En España y Europa han empezado a sonar campanas de aviso a las monarquías y casas reinantes sobre la inutilidad y gastos de su manutención. Son millones destinados a reyes, duques, príncipes y sus palacios, familias y poderes, que la gente se pregunta por qué no pueden ser destinados a mejores causas, siendo que los destinatarios no aportan nada. Ni dan, ni dicen dónde hay.

La familia que manda

¿Qué justifica la permanencia de una familia en un palacio, cuando el conquistador y autonombrado ya murió? ¿Su apellido? ¿De dónde salen los dineros que mantienen sus posibilidades mucho más arriba de la media, sus fastos, sus caprichos, su soberbia? ¿¡Quién o quiénes les dieron el derecho o la potestad de tenerlos y más allá de eso, ostentarlos!? ¿Por qué los sucesores lo son por la voluntad del apellido reinante y su corte? ¿Es que acaso se abandona la sucesión dinástica en pro de la dedocracia?

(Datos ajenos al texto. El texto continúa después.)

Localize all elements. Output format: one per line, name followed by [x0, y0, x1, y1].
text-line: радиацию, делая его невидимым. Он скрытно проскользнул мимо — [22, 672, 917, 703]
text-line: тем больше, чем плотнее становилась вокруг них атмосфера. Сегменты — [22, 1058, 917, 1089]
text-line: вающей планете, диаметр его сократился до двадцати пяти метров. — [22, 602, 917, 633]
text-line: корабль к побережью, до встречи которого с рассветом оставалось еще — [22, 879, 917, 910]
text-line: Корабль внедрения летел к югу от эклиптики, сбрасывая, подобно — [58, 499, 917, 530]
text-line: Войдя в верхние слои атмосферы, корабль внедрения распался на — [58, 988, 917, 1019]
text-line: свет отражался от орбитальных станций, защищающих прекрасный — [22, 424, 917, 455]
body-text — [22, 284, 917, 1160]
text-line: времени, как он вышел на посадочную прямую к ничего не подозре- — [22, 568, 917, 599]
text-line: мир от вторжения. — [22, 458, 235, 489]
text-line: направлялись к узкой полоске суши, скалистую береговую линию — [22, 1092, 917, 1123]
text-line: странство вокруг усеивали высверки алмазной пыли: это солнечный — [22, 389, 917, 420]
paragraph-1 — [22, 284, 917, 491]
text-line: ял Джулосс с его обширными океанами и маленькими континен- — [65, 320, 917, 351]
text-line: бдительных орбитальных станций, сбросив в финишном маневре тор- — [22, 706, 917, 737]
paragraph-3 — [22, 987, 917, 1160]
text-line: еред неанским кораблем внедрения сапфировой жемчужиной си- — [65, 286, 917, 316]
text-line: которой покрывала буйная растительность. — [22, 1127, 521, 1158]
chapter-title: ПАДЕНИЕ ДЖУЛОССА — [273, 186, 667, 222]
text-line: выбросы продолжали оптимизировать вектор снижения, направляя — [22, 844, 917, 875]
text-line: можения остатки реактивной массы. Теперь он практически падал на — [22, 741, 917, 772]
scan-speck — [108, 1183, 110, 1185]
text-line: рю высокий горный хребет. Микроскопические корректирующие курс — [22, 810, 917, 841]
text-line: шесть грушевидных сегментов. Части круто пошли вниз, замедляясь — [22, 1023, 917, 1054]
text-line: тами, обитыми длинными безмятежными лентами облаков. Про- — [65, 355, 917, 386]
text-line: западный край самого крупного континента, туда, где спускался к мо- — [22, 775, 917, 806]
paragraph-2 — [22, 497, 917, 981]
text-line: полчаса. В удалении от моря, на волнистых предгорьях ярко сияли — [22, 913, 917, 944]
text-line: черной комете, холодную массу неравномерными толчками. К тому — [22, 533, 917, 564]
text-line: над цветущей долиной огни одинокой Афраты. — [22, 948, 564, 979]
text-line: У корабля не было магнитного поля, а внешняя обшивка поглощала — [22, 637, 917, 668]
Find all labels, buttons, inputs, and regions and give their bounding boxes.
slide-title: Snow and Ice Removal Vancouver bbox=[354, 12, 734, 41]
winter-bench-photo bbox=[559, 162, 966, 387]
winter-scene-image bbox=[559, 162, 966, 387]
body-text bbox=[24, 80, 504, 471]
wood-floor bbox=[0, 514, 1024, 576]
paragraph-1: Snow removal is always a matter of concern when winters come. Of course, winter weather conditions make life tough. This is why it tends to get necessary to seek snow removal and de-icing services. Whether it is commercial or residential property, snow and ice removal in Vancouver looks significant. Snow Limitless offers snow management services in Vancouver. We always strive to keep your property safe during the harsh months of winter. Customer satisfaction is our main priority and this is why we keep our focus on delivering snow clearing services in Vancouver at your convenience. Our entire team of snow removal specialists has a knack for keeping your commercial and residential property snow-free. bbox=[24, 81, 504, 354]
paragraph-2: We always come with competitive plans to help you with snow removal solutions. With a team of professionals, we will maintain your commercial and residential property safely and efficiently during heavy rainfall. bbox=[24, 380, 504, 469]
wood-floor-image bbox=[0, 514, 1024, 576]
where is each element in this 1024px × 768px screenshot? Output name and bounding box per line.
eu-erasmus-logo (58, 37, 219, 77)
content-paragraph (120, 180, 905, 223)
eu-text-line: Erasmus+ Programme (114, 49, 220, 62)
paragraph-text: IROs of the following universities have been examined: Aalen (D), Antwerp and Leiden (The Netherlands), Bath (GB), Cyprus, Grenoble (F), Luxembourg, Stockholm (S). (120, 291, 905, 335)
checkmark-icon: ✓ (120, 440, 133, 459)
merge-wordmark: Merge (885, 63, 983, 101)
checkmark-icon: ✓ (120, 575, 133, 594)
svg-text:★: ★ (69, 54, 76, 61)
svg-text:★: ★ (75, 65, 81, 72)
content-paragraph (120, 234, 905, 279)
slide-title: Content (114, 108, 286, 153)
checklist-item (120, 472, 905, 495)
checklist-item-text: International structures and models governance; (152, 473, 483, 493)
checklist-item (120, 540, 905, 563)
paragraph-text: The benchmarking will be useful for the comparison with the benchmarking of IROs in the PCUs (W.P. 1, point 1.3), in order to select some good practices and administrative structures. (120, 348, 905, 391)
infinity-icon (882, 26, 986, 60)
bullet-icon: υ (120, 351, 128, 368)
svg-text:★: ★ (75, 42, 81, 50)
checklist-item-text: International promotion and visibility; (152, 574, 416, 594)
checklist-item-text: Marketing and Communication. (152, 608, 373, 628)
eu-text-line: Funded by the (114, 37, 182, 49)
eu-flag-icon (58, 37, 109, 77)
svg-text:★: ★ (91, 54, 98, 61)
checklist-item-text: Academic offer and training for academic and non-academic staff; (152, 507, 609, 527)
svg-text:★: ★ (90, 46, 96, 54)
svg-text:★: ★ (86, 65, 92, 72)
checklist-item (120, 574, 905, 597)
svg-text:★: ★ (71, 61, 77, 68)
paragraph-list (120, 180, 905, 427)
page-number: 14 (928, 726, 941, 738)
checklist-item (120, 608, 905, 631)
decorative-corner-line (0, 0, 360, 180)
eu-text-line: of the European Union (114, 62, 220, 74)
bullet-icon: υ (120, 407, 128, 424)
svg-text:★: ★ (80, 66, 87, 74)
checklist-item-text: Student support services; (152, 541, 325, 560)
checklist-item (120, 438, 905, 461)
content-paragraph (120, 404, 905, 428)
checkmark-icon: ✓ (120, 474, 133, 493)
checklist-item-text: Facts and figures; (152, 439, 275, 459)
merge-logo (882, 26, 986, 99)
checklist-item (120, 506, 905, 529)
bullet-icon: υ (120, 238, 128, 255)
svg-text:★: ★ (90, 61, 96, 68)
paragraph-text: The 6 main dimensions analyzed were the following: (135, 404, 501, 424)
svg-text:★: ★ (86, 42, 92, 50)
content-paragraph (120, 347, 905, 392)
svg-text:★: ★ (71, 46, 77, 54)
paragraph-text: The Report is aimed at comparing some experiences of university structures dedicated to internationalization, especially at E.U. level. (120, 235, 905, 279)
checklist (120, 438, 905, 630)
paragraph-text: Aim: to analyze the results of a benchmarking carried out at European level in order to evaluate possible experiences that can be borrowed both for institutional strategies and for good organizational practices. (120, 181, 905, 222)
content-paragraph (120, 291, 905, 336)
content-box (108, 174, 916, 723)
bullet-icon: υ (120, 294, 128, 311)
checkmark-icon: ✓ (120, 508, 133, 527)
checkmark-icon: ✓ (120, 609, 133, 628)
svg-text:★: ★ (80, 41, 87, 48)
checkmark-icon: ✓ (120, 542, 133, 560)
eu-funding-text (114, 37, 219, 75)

Sí, sí… supuestamente hay millones que proclaman el derecho de esa casta a lo que son y a estar, pero es mucho más que probable que los proclamadores emitan su grito vox populi y en la seguridad de su lar, se cuestionen sotto voce la legitimidad de lo que gozan los privilegiados, los apellidados, la corte, el generalato que los aúpa… no sé. Quizás Anastasia podría arrojar más luz sobre estos Romanov trasnochados, tropicalizados y dedocratizados que exhiben su rancio linaje en exquisitos carruajes y bailes de medianoche.

Sandro Castros, el amante de los carros de lujo.

Aunque también deberían recordar que así como a principios del siglo XX la dinastía rusa cayó de su trono, otros apellidos (hoy rancios e intocables) pudieran caer de sus sitiales con el fin de la dedocracia y verse expuestos a la ignominia por sus malos pasos. Y sin justificación válida alguna. Basta el cansancio de los hoy súbditos para que suceda.